C'est néanmoins un signe. Nous perdons le sens des réalités. Nous n'avons plus de respect pour les œuvres réelles. Parce que, peut être, nous n'avons plus affaire qu'à des reflets. Des images plates qui restent superficielles. Même lorsqu'elles sont en relief et que nous pouvons nous glisser dans leurs replis. Et que faisons nous des originaux ? Est ce que nous les soignons ? Les protéger devrait être une priorité. Mais que savons nous par exemple des bombardements en Irak, pendant la guerre du golfe ? La Mésopotamie est bourrée de sites archéologiques. Personne n'en a parlé.

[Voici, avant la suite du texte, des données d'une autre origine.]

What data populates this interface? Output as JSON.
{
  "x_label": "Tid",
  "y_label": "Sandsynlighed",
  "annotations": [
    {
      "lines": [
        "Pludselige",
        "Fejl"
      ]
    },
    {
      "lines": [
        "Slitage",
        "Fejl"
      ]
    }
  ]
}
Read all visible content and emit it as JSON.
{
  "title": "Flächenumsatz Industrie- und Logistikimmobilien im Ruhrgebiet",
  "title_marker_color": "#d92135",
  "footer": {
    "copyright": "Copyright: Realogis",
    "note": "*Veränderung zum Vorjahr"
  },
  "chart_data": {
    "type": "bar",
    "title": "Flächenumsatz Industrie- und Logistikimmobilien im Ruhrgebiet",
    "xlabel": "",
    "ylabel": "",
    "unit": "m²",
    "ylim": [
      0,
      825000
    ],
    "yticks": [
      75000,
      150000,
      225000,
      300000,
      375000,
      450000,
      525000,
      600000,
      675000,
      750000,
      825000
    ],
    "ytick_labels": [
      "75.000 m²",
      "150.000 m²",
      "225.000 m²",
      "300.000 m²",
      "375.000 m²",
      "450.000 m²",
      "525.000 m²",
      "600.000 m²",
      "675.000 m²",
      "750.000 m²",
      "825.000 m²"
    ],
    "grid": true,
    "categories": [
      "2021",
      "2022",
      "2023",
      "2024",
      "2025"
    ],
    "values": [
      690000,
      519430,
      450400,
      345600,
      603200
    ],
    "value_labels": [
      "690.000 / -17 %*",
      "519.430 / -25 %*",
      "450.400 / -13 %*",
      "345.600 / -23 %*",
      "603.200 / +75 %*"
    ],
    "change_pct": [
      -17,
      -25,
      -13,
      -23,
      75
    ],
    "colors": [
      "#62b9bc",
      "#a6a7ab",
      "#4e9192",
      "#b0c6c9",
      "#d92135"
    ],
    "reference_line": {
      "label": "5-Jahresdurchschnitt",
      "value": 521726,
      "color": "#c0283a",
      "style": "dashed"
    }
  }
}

Ce sont les africains qui les premiers ont dit que le monde ne nous appartenait pas...

Ils savent malheureusement de quoi ils parlent.

Ah, vous voyez, les italiens ont le sens du décorum. Cinque euros, grazié... Ce billet d'entrée est typique. Coloré, exubérant, rien à voir avec les tickets parking qu'on trouve souvent dans les petits musées en France.

—  Problème de moyens tout simplement...
—  Pas seulement, il y a quelque chose qui se passe presque au niveau des gènes. D'avoir vécu dans ce décor donne aux Florentins et aux habitants de la plupart des villes d'ici, un goût pour ce qui est beau. On ne sort pas indemne d'une histoire de l'art aussi riche. Voilà la section religieuse, celle que je retrouve toujours avec plaisir. Et pourtant ces peintures ne sont pas toutes célèbres. Je voulais vous montrer cette salle pour commencer : Filippo Lippi. Regardez ces visages. C'est un de mes peintres préférés. La sérénité qui se dégage de leurs traits. Quelque chose d'étrange à habité cet homme et les madones qu'il a peintes sont parmi les plus transparentes de toute la peinture. Un petit miracle. Et il est là devant nous. Les couleurs sont à peine posées et pourtant elles ont une force, une consistance incroyable. En comparaison, certains des tableaux de Raphaël ont perdu leurs teintes ou presque. Je vous montrerai La Vierge aux Chardonnerets qui nous attend dans une autre salle. A côté d'une des rares toiles de Michel Ange. Nous irons dans l'aile que vous voyez là bas. Le vernis qu'employait Raphaël a malheureusement vieilli.  Mais ces toiles-ci sont claires et lumineuses. Et dire que les gens qui nous entourent traversent cette salle sans lever le nez. Il ne leur manque qu'un tuba et des palme...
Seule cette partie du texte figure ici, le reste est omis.